La torre blanca era un realidad un faro, y siempre había sido el punto de reunión de las mujeres de la familia, cuya labor consistía en guiar con señas resplandecientes el camino de vuelta de los hombres cuando salían en sus barcas con sus redes, al encuentro de los peces nocturnos.

Como casi nunca pasaban barcos por allí, la torre rara vez desempeñaba su cometido original de ayudar a los marineros extraviados a salir ilesos de ese archipiélago abrupto y peligroso que no aparecía en las cartas de navegación.

Pero el faro tenía otra función poco usual y que debía sus orígenes a una de las costumbres más antiguas del clan…

La primera isleña llegó al cabo perdido con un secreto: sabía elaborar un aceite único que, al arder, confería a las llamas todos los colores de la Naturaleza. Rechazando las peticiones de su compañero, esta primera mujer, la primera encargada del faro, se negó siempre a utilizar su aceite para guiar el camino de vuelta de su amado pescador, pues consideraba que solo una ocasión muy especial merecía la realización de tan compleja fórmula.

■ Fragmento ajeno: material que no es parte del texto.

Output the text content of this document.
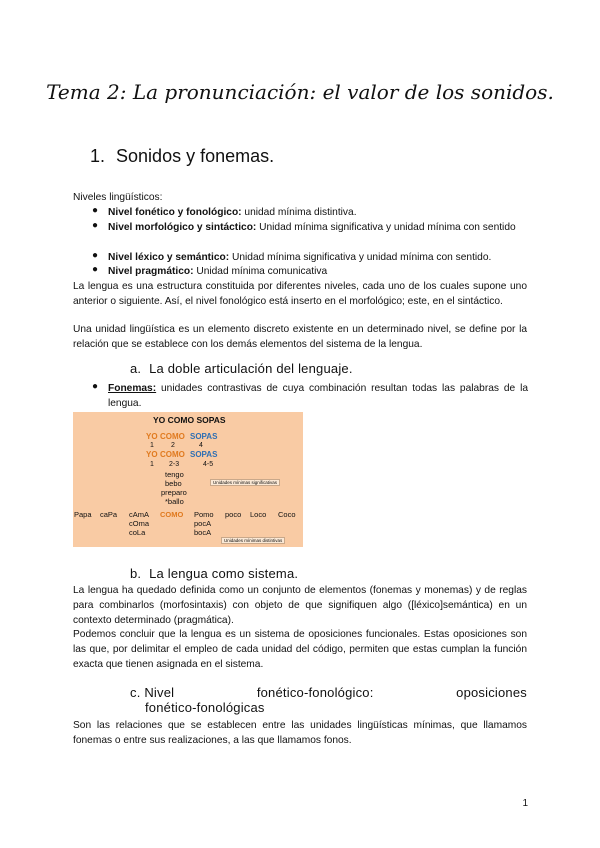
Tema 2: La pronunciación: el valor de los sonidos.
1. Sonidos y fonemas.
Niveles lingüísticos:
● Nivel fonético y fonológico: unidad mínima distintiva.
● Nivel morfológico y sintáctico: Unidad mínima significativa y unidad mínima con sentido
● Nivel léxico y semántico: Unidad mínima significativa y unidad mínima con sentido.
● Nivel pragmático: Unidad mínima comunicativa
La lengua es una estructura constituida por diferentes niveles, cada uno de los cuales supone uno anterior o siguiente. Así, el nivel fonológico está inserto en el morfológico; este, en el sintáctico.
Una unidad lingüística es un elemento discreto existente en un determinado nivel, se define por la relación que se establece con los demás elementos del sistema de la lengua.
a. La doble articulación del lenguaje.
● Fonemas: unidades contrastivas de cuya combinación resultan todas las palabras de la lengua.
YO COMO SOPAS
YO COMO SOPAS
1 2	4
YO COMO SOPAS
1 2-3	4-5
tengo
bebo
preparo
*ballo
Unidades mínimas significativas
Papa caPa cAmA COMO Pomo poco Loco Coco
cOma
coLa
pocA
bocA
Unidades mínimas distintivas
b. La lengua como sistema.
La lengua ha quedado definida como un conjunto de elementos (fonemas y monemas) y de reglas para combinarlos (morfosintaxis) con objeto de que signifiquen algo ([léxico]semántica) en un contexto determinado (pragmática).
Podemos concluir que la lengua es un sistema de oposiciones funcionales. Estas oposiciones son las que, por delimitar el empleo de cada unidad del código, permiten que estas cumplan la función exacta que tienen asignada en el sistema.
c. Nivel	fonético-fonológico:	oposiciones
fonético-fonológicas
Son las relaciones que se establecen entre las unidades lingüísticas mínimas, que llamamos fonemas o entre sus realizaciones, a las que llamamos fonos.
1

Noche tras noche, el primer isleño regresaba de las tinieblas del mar y sorteaba las torres de acero retorcido siguiendo la habitual estela blanca de la linterna del faro. Noche tras noche, recogía fatigado sus redes y volvía a la playa en su balsa solitaria. Noche tras noche, hasta que vio aparecer una extraordinaria luz multicolor en lo alto de la torre de su mujer.

Las redes se le escaparon de entre las manos y se perdieron en las sombras del agua. El corazón le dio un vuelco y una inmensa dicha inundó todo su ser, pues solo un suceso muy anhelado podía ser la causa de que su amada utilizara su aceite especial: había descubierto que estaba embarazada, y se lo hacía saber con aquel mágico destello de las tonalidades del arcoíris.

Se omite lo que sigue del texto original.